ROCKONOH PROPERTY CO.  LTD

V

NIGERIAN TELECOMMUNICATIONS PLC

NIGERIAN COAL CORPORATION

SUPREME COURT OF NIGERIA

ABUBAKAR BASHIR WALI, JSC ( Presided )

IDRIS LEGBO KUTIGI, JSC

SYLVESTER UMARU ONU, JSC

UMARU ATU KALGO, JSC

SAMSON ODEMWINGIE UWAIFO, JSC ( Read the Lead Judgment ) 

SC.71/1995 

FRIDAY, 13TH JULY, 2001.

APPEAL - Fresh issue on appeal - Raising of in Supreme Court without leave - Impropriety of

DAMAGES - General damages - Nature of

DAMAGES - General damages sought for trespass to land - Nature of

DAMAGES - Special and general damages - Assessment and award of Differences between

DOCUMENT - Registrable instrument - Absence of relevant consent thereon -  Effect of on title - Whether cured by registration of instrument

DOCUMENT - Registrable instrument - Consent endorsed thereon Presumption raised thereby

DOCUMENT - Registrable instrument - Need for Registrar to be satisfied that the Governor’s consent had been obtained therefor - When arises -  Section 13, Land Instruments Registration Law of Eastern Nigeria DOCUMENT - Registrable instrument - Registration of - Whether can cure defect arising from absence of approval thereon

EVIDENCE - Evidence considered to be of probative value - Qualities same must possess

EVIDENCE - Evidence which is of no probative value - Effect of

LAND LAW - Land vested in Nigerian Coal Corporation - Alienation of Requirement for Minister’s approval therefor - Whether required for negotiations - Section 12(4), Nigerian Coal Corporation Act construed

LAND LAW - Registrable instrument - Absence of relevant consent thereon -  Effect of on title - Whether cured by registration of instrument

LAND LAW - Registrable instrument - Consent endorsed thereon Presumption raised thereby

LAND LAW - Registrable instrument - Instrument requiring Governor’s or Minister’s approval - When same will qualify for registration

LAND LAW - Registrable instrument - Need for Registrar to be satisfied that the Governor’s consent had been obtained therefor - When arises -  Section 13, Land Instruments Registration Law of Eastern State

LAND LAW - Registrable instrument - Registration of - Whether can cure defect arising from absence of approval thereon

LAND LAW - Trespass - General damages sought therefor - Nature of

LAND LAW - Value of property - Claim for - Implication of

STATUTE - Nigerian Coal Corporation Act, paragraph 15 of the 1st

Schedule - Presumption raised thereby

Issues:

1.            Whether failure to obtain prior ministerial approval as required by section 12(4) of the Nigerian Coal Corporation Act did not render exhibit J invalid, null and void.

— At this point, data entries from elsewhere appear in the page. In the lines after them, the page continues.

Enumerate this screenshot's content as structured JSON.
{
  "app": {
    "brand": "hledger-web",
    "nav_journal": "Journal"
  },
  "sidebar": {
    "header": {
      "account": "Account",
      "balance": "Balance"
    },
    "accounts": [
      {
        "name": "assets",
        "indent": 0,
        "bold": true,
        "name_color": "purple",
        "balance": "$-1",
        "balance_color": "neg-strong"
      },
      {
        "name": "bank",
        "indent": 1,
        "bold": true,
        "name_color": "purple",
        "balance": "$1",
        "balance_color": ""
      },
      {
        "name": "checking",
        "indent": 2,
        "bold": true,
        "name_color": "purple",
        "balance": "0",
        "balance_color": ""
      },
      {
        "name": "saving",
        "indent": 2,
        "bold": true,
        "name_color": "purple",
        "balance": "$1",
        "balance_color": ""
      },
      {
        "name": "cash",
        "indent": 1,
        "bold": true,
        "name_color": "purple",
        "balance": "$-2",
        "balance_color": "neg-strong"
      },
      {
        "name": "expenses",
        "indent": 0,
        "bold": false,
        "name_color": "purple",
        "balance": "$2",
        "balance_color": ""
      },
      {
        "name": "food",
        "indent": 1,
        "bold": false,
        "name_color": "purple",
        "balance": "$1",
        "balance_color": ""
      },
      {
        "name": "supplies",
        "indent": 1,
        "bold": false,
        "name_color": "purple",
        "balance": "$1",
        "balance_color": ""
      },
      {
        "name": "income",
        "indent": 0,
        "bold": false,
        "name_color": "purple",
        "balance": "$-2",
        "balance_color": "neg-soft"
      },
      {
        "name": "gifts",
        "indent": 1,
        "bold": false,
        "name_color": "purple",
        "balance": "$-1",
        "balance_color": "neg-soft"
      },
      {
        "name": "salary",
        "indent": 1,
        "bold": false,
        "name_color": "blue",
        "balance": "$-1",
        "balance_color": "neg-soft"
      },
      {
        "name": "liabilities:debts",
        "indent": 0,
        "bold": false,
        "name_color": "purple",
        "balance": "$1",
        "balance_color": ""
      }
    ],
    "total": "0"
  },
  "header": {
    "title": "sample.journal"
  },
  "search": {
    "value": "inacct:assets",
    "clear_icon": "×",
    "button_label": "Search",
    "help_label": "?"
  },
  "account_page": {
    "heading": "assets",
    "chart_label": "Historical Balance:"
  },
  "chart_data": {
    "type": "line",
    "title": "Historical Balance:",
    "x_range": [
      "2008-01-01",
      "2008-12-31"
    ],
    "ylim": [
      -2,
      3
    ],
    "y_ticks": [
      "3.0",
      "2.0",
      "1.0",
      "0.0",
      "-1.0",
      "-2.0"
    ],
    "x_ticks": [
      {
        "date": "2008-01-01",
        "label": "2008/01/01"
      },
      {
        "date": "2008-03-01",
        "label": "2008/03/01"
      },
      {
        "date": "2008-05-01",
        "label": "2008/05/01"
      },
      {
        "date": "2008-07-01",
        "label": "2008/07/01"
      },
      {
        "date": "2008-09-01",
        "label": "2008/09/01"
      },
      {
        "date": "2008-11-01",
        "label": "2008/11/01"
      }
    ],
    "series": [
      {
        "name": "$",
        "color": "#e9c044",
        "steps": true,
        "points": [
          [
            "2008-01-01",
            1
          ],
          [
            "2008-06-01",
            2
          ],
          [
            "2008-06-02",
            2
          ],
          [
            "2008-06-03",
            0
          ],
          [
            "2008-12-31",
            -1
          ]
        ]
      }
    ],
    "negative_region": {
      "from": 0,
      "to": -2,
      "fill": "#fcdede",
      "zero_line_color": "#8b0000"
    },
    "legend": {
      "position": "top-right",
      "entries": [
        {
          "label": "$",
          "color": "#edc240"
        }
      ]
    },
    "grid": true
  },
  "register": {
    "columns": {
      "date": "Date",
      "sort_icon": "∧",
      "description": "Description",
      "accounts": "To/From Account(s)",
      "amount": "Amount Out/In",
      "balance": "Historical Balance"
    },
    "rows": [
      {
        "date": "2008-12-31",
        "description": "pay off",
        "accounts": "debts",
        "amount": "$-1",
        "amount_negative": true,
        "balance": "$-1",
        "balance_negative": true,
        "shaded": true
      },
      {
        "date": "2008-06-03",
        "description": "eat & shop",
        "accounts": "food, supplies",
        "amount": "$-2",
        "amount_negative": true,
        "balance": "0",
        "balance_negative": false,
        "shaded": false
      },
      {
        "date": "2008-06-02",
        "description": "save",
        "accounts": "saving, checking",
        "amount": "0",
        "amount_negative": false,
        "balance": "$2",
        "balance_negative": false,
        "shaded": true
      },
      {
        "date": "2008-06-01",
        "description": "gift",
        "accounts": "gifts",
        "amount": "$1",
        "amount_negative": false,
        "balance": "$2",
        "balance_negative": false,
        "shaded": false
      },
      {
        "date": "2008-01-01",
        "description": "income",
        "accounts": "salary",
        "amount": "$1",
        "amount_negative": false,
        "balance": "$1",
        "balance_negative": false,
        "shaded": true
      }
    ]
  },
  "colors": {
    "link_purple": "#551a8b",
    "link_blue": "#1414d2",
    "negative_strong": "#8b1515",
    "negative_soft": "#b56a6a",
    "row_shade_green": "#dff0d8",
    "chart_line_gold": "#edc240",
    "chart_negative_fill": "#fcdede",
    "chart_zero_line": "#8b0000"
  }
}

2.            Whether the appellant proved its case and was entitled to judgment.

Facts:

The appellant company herein is an estate developer.  The 1st and 2 nd respondents are Federal Government parastatals.  The appellant has as its chairman PW1, Chief Christian Chukwuma Onoh.  He had also in the past been the chairman of the 2nd respondent.  The 1st respondent was assisted by the p.w.1 in the negotiations to acquire a suitable site to erect its Earth Satellite Station in Enugu, now named I.B.B. Third Gateway.  In accordance with the agreement reached with the 2nd respondent, the owner of the site, the 1st respondent paid a premium of N220,000.00 in April, 1983  for the site and was thereafter to pay an annual rent of N100.00.  The site in question was known as No.13 Colliery Avenue, Enugu.  The 1st respondent has since erected its satellite station, which has been in operation. Somehow, the appellant, through the active voice and involvement of p.w.1, claimed to have become the owner of the site in reliance on a deed of assignment.  Eventually, sometime in February, 1993, p.w.1 commissioned Estate Surveyors and Valuers to carry out a valuation of the site.  This was with a view to determining the money worth of the site in order to make a claim against the 1st respondent.

At the time of acquisition of the site by the 1st respondent, there were existing buildings of the 2nd respondent thereon.  This fact is supported by a body of documentary and oral evidence.  Evidence was equally given that the demolition of the buildings was done by the 1st respondent in 1983.

It was the claims of the appellant and the 1st respondent that each one of them acquired the property in dispute from the 2nd respondent which the latter did not dispute.

At the conclusion of the trial upon the state of the evidence and based on the nature of claims of parties, the trial court gave judgment for the amount of N32,752,506.00 in favour of the appellant as general damages for trespass.

Being dissatisfied, the 1st respondent appealed to the Court of Appeal, which court allowed the appeal and set aside the judgment of the trial court and made an order dismissing the appellant’s claim.

Dissatisfied, the appellant appealed to the Supreme Court.